Fue entonces cuando alzó la mirada hacia el espejo y vio el áura poblada de moscas.
Pero en aquella habitación de hotel, con las contras cerradas para que no entrase el mundo, no había moscas.
¿Por qué haces eso?, le preguntaría mucho después Bastían.
Bastían era ciego, pero sentía como vendaval próximo las aspas de un alma gemela y agitada.
Para espantar las moscas, dijo ella. Y era la primera vez que reconocía en voz alta la naturaleza de su tic.

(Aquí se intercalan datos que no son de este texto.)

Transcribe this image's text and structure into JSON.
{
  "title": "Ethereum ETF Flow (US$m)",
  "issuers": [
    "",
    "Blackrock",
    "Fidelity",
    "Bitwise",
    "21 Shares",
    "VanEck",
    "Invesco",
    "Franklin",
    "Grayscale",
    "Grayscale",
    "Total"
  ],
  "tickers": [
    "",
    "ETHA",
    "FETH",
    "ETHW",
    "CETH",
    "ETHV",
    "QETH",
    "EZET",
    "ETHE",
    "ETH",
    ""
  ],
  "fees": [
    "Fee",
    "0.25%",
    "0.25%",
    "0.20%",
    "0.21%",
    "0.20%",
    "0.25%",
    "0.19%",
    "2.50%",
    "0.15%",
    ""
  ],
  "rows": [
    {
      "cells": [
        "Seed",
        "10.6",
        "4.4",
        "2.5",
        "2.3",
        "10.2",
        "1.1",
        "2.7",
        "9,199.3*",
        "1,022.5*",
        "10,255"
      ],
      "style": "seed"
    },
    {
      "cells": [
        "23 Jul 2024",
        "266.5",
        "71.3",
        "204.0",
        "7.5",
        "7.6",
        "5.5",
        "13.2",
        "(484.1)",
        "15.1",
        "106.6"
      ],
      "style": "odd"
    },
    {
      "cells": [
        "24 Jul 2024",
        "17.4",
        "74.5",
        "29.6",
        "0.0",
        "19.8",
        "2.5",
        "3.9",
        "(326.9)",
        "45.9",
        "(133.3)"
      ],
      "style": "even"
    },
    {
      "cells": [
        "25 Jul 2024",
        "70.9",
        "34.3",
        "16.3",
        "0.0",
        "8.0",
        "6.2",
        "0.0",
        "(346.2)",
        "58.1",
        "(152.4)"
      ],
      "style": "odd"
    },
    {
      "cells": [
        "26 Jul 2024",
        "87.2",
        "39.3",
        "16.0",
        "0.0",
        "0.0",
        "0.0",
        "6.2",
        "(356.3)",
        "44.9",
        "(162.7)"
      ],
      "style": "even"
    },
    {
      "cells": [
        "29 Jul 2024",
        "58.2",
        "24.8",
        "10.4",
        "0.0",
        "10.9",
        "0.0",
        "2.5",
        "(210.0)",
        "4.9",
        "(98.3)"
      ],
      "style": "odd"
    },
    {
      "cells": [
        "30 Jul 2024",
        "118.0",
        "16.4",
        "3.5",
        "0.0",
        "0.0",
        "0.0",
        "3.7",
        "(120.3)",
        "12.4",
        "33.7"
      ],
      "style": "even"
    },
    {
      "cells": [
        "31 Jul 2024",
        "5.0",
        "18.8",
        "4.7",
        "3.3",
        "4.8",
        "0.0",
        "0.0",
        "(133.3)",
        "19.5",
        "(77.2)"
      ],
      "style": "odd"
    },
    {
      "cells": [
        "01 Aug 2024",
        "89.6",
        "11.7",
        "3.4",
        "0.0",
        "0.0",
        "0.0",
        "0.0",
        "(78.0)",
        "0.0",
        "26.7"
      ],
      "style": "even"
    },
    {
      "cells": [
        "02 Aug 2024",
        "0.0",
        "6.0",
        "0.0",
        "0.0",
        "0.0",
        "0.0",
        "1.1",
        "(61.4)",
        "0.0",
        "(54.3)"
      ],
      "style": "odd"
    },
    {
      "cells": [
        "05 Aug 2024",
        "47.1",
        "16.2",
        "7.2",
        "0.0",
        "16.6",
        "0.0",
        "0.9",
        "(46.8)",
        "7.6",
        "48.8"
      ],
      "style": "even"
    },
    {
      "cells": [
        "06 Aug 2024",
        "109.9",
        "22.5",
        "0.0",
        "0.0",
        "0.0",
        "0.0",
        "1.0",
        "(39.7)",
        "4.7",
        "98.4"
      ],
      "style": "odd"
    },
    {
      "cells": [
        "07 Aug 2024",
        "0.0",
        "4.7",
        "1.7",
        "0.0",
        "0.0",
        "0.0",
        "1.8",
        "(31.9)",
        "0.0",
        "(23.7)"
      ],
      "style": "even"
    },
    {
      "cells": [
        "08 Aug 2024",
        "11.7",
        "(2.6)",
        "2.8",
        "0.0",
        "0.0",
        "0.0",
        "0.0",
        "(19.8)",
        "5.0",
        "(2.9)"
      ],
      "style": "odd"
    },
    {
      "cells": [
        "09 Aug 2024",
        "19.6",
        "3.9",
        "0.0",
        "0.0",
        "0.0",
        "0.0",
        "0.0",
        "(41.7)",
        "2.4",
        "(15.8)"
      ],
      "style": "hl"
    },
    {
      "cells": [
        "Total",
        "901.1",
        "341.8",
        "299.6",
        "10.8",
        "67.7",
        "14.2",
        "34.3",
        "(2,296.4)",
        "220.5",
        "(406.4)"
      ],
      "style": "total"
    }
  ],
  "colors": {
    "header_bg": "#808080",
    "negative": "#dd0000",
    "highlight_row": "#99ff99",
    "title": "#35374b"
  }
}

Mireia, y estamos aún en el aeropuerto, se dejaba llevar por la cinta mecánica, somnolienta pero tensa como un topo que olfatease la repentina luz. Durante el largo viaje de vuelta, su cuerpo, rendido, se quejaba por estar atado con una amarra obstinada a aquella cabeza en vigilia que cuando cerraba los ojos, sólo conseguía ocultar en parte la cicatriz de la tierra rojiza con un gris de humo. El sueño soñaba una paz imposible de terciopelo negro. Ahora, en el travelling de la cinta mecánica, Mireia notó que una adición de gris plata despejaba el gris ahumado. Y a continuación, como un revelado de Polaroid, el tropel alegre y bullicioso de los colores publicitarios se apropió de su mirada. Hasta que el rostro se le cubrió otra vez de moscas y tuvo que espantarlas con el tic de su mano.
Hablando de colores, en el baño de la casa de Mireia había un frasco de sales que le dan al agua un tinte azul báltico. La bañera, desde dentro, es ahora como un mar azulísimo en calma. Ella está sumergida. Juega, como cuando era niña, a resistir.